La trascendencia de la educación sanitaria en la diabetes (II)

Considerada la mayor epidemia por la velocidad con la que viene cundiendo.

SALUD. El reciente y vertiginoso aumento del número de personas con diabetes en todo el mundo constituye la mayor epidemia (no porque se contagie, sino por la velocidad con la que viene cundiendo). La diabetes se encuentra a nivel de crisis.

No podemos permitirnos retrasar acciones ni medidas más efectivas que frenen —o al menos desaceleren de manera importante­­— la miseria y el sufrimiento humano que causa la diabetes, lo que resulta inaceptable.

Cada año en el mundo más de cuatro millones de personas mueren por ella y decenas de millones más sufren complicaciones discapacitadoras potencialmente letales como infarto de miocardio, derrame cerebral, insuficiencia renal, ceguera y problemas circulatorios, en especial en extremidades inferiores, que llevan a la necesidad de amputación.

También está implicada en, y tiene consecuencias negativas para algunas enfermedades infecciosas, otras enfermedades no transmisibles —ENT— y la salud mental. La diabetes mellitus no es sólo una crisis sanitaria ya es una catástrofe social mundial. Los gobiernos de todo el mundo —incluido, desde luego, el mexicano— luchan por cubrir los costes de la atención diabética.

Os. comento que hoy día ya hay 366 millones de personas con diabetes y otras 280 millones bajo riesgo identificable de desarrollarla. De no hacerse nada, con efectividad, para 2030 esta cifra se calcula que aumentará hasta alcanzar los 552 millones con diabetes y otros 398 millones de personas con alto riesgo de desarrollarla.

A lo largo de los próximos 20 años, las regiones de África, Oriente Medio y Sudeste Asiático soportarán el mayor aumento de la prevalencia de diabetes. Incluso en los países ricos, los grupos desfavorecidos, migrantes recientes y los habitantes de barrios marginados sufrirán un mayor índice de diabetes y sus complicaciones. Ningún país es inmune a esta epidemia.

Os. Añado que reconociendo el desafío y el impacto sobre el desarrollo humano, la Federación Internacional de Diabetes —FID—, actualmente presidida por el profesor Jean Claude Mbanya (JCM), ha reunido a expertos de todo el mundo para que desarrollen el Primer Plan Mundial contra la Diabetes, a fin de impulsar y configurar acciones contra la diabetes a lo largo de la próxima década.

TRES APOSTILLAS. El plan define pruebas, soluciones económicamente eficientes y herramientas dentro de un marco coherente de actuaciones y representa el consenso de la comunidad diabética mundial.

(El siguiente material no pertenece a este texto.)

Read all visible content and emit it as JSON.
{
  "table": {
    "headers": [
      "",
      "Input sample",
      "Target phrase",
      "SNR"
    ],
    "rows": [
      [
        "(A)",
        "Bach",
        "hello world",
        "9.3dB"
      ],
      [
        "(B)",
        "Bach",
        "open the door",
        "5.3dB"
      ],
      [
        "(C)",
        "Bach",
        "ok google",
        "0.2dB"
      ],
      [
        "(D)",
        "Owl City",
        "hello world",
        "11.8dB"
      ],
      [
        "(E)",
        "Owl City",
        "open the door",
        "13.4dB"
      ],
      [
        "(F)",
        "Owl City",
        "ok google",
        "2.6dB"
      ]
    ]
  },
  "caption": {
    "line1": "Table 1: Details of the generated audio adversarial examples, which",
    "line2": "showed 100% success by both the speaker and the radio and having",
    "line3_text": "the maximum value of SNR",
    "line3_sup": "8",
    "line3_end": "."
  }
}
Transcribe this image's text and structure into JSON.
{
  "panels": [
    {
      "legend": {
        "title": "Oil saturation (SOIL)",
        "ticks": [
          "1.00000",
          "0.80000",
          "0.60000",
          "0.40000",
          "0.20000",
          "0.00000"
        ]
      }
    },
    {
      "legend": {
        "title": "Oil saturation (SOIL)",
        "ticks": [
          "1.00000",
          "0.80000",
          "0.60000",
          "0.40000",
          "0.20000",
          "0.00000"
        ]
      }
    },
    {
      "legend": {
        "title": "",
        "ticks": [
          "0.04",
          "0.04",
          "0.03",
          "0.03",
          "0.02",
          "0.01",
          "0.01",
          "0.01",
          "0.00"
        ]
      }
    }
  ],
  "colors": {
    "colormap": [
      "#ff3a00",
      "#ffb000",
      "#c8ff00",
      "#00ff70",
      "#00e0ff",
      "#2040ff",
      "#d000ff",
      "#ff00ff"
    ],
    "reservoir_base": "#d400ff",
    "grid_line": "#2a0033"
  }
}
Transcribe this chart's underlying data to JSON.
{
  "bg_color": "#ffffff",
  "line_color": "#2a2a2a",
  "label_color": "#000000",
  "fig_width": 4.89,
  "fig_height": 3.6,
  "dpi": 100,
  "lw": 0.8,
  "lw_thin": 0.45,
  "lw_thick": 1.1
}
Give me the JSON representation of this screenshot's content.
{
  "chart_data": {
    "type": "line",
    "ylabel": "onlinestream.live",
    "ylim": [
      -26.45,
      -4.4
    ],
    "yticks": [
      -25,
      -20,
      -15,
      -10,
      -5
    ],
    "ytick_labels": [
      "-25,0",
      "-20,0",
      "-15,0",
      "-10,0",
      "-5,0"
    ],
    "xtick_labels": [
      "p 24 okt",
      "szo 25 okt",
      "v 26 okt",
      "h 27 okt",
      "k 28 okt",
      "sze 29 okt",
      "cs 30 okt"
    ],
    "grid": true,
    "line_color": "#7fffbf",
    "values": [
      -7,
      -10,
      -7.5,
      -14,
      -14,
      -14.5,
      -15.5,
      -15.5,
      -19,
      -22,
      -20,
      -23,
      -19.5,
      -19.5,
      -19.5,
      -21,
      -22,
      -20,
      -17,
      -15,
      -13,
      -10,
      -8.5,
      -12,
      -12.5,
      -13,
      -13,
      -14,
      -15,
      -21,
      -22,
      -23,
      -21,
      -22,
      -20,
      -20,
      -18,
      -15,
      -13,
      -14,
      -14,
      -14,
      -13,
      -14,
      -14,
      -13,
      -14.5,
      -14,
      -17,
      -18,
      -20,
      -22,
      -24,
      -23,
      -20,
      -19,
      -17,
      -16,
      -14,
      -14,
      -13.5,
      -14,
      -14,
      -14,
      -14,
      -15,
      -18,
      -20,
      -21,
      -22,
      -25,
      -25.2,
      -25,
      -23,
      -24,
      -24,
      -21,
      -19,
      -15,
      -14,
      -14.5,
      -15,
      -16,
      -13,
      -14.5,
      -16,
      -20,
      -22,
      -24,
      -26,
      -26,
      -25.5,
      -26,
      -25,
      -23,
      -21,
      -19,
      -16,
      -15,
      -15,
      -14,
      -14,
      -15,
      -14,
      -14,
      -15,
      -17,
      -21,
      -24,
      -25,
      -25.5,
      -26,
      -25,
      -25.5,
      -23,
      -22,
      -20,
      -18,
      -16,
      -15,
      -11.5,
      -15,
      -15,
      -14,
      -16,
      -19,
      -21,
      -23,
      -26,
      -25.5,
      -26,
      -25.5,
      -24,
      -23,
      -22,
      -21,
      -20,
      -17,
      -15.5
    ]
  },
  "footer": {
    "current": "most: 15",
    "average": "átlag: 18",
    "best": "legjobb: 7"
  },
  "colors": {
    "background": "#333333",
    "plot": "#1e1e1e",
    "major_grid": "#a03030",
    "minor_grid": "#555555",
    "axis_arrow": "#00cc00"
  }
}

El plan mundial contra la diabetes fue lanzado en 2011, un año hito en el que los líderes mundiales se reunieron en el cuartel general de la ONU de Nueva York para acordar actuaciones contra la diabetes y el resto de las enfermedades no contagiosas. JCM ha dicho “me siento orgulloso de que la FID haya sido una de las primeras voces en pedir una cumbre de alto nivel en la ONU sobre ENT, pero esta reunión fue sólo él comienzo”.

Seguiremos trabajando junto con nuestros colaboradores para convertir las promesas políticas en actuaciones a nivel mundial a favor de las personas que ya tienen diabetes y para reducir el índice de desarrollo futuro de esta afección y sus insidiosas complicaciones.

Tenemos las pruebas. Ahora con el Plan Mundial contra la Diabetes en la mano, estamos a un paso más cerca de tener miles de muertes evitables y reducir el sufrimiento que causa la diabetes. Indudablemente que en la prevención y manejo de la diabetes, la educación sanitaria “es el nombre del juego”. SALUD Y SALUDOS.